Por: Fernando Molica

O risco Trump para a humanidade

As sanções são um alerta ao Direito Internacional | Foto: Isac Nóbrega/PR

As consequências das medidas protecionistas decretadas por Donald Trump têm tudo para, de maneira aparentemente contraditória, fortalecê-lo e empurrar ainda mais o mundo na direção do abismo. 

Mentiroso contumaz, montado numa máquina de desinformação agora insuflada por Elon Musk, Trump não terá o menor pudor de culpar os inimigos da América — praticamente todo mundo, segundo ele — por resultados prováveis da taxação de importações, como aumento de preços para o consumidor, desabastecimento e até falta de energia. Fará o mesmo se restrições à importações de produtos norte-americanos causarem desemprego por lá.

Os Estados Unidos não são um gigante importador por caridade, porque gostam de ajudar outros países. Compram do exterior por razões comerciais e estratégicas. Adquirem o que não podem produzir e o que lhes é mais vantajoso.

Boa parte da exportação brasileira de manufaturados e de semimanufaturados para os Estados Unidos é de produtos fabricados aqui por subsidiárias de empresas de lá, que se aproveitam de incentivos e de condições como os baixos salários brasileiros.  

Trump, que acusou imigrantes famintos de comerem gatos e cães, que mente de maneira compulsiva, vai culpar os países por ele punidos de serem os verdadeiros responsáveis pela inflação e pelo desemprego que vierem no vácuo de suas medidas.

A história trumpista mostra que ele não terá dificuldades para convencer boa parte da população de que a culpa dos problemas vem de outros povos. Ele tem insistido no discurso de vitimização, algo que chega a soar irônico quando levamos em conta o que os Estados Unidos já aprontaram pelo mundo.

O que está em curso é perigoso demais, até porque ele é explícito ao falar da anexação de territórios estrangeiros. A história está cheia de exemplos de líderes que culpam um outro — um país, um povo, uma etnia, os adeptos de determinada visão de mundo — pelas próprias mazelas. As ameaças à Groenlândia e ao Canadá fazem lembrar o conceito de Lebensraum,  espaço vital, que Adolf Hitler usou para justificar a invasão de outros países.

Não vale argumentar que os norte-americanos jamais aceitariam isso.
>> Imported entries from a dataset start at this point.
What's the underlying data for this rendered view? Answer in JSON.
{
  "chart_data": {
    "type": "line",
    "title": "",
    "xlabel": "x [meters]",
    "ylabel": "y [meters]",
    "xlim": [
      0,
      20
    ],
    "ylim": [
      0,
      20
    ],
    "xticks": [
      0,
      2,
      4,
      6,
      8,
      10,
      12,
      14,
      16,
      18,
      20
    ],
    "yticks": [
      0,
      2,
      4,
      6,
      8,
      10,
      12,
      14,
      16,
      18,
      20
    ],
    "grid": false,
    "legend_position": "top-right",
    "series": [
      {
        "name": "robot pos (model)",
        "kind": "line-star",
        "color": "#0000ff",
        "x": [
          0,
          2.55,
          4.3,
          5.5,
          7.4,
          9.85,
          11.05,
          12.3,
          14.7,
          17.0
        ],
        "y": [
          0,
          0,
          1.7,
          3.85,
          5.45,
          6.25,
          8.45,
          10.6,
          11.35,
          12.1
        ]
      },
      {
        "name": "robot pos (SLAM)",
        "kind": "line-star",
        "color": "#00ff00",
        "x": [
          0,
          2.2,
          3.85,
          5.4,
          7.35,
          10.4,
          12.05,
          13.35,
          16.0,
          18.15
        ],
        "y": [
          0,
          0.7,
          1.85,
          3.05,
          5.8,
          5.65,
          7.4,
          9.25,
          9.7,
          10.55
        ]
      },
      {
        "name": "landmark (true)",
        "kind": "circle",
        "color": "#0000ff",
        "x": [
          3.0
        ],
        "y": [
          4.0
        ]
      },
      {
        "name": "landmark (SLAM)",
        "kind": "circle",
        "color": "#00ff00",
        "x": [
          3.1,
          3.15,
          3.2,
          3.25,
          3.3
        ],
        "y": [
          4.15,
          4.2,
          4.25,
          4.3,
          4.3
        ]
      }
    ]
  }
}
De novo, a história: quem imaginaria que milhões de alemães respaldariam Hitler, que outros tantos italianos exaltariam Mussolini? Os Estados Unidos já arrumaram desculpas esfarrapadas para enviar tropas ao Vietnã, para incentivar /promover golpes em países como Chile e Brasil, a lista é imensa.

O que ocorre por lá é ainda mais grave quando lembramos do tamanho e da importância do país, Trump não é ditador de uma ilhota caribenha, mas o presidente da mais poderosa das nações. 

Só o fato de ele ter sido escolhido pela maioria dos eleitores revela a gravidade da situação — e ele, justiça seja feita, nunca escondeu quem é. Quem votou nele é capaz de dobrar a aposta.

Características da sociedade norte-americana complicam a situação. Trata-se de um país um tanto quanto autocentrado, que se vê meio fora do ambiente global. Por lá, as principais competições esportivas não são as internacionais, mas disputadas entre eles. Eles são o cinema, o show business, a indústria, a moda, o idioma, a moeda internacional. Como gostam de dizer, a América é a número 1 — e eles não dão a menor bola para quem está em segundo lugar.

A disputa com a então União Soviética era — como muita gente gosta de dizer — precificada, os lados estavam bem definidos. Hoje, a briga é outra, a China demonstra jogar muito bem no campo do adversário, os EUA não estavam preparados para essa versão de Pearl Harbor calcada na produtividade, na eficiência e na alta tecnologia. Tentam, agora, preparar uma virada de mesa que coloca toda a humanidade em risco.